[Feature Request] Add new MAX ops `bitwise_and`, `bitwise_or` and `bitwise_xor`
What is your request?
torch functions:
- https://docs.pytorch.org/docs/stable/generated/torch.bitwise_and.html
- https://docs.pytorch.org/docs/stable/generated/torch.bitwise_or.html
- https://docs.pytorch.org/docs/stable/generated/torch.bitwise_xor.html
Note that we could provide ops with those names but also if we want to follow torch's api, we'll want to implement it in TensorValue's __and__, __or__ and __xor__. The behavior in pytorch for those is to use the bitwise version:
In [3]: torch.tensor([1, 2], dtype=torch.uint8) | torch.tensor([2, 4], dtype=torch.uint8)
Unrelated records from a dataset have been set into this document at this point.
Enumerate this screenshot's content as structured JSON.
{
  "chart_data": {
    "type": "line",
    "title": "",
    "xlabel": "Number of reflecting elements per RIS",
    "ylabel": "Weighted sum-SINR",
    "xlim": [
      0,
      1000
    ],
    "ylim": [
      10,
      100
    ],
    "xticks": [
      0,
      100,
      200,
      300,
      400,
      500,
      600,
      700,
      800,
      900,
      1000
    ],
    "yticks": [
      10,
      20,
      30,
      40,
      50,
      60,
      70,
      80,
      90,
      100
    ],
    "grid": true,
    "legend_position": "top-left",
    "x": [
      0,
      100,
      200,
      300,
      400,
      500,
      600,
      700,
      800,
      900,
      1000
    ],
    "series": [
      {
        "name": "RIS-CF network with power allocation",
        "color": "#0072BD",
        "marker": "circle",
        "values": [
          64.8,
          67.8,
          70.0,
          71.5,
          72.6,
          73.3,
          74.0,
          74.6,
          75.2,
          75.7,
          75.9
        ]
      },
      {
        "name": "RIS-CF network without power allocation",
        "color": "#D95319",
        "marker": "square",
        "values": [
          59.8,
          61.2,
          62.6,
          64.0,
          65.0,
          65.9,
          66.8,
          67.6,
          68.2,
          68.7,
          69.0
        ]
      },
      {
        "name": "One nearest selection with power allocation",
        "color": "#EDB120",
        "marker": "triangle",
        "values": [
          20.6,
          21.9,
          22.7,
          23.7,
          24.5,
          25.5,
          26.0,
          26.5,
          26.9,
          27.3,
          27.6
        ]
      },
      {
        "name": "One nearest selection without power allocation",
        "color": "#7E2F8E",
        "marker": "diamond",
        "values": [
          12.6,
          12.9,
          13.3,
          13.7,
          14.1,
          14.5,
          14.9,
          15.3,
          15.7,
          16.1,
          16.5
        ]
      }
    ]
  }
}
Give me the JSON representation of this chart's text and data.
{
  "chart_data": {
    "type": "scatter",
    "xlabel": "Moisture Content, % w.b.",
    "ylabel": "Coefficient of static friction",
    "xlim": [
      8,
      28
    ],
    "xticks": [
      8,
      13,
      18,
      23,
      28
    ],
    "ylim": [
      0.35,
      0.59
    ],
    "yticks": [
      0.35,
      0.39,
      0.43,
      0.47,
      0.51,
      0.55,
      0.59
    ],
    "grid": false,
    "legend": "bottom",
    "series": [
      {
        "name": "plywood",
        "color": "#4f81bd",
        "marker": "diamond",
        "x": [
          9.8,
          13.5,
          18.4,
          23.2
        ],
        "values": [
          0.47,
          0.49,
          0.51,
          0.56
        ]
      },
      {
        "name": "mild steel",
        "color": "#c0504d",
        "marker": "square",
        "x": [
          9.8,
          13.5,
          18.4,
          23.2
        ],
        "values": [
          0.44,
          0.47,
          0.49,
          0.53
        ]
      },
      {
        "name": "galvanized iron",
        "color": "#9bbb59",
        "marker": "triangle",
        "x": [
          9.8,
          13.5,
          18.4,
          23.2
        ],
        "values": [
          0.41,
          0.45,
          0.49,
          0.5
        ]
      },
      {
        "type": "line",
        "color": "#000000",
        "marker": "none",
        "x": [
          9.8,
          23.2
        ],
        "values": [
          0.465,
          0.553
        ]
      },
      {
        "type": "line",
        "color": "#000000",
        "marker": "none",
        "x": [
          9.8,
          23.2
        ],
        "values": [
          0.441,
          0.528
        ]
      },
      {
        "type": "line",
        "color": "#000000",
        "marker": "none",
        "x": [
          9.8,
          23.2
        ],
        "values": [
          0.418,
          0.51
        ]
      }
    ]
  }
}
Out[3]: tensor([3, 6], dtype=torch.uint8)
What is your motivation for this change?
I need it to implement the max backend for torch, and surprisingly it's used in gemma3 (or at least it's what torch aotautograd decomposes some ops into).
Any other details?
I could code them in torch-max-backend directly in Mojo, but then I end up with this bug: https://github.com/modular/modular/issues/5299
Looking at other implementations, there are two types of operations:
- Bitwise: Straightforward bitwise operations
- Logical: Operations that assume 0 is False and the rest is True They work on all data types.
MAX currently does not support the logical kind of operations and it has a constrain on the data type of the bitwise kind (must be bool).
I propose that we remove the data type constraint on the existing operations. This should give us full bitwise support. Then, we can add logical operations later.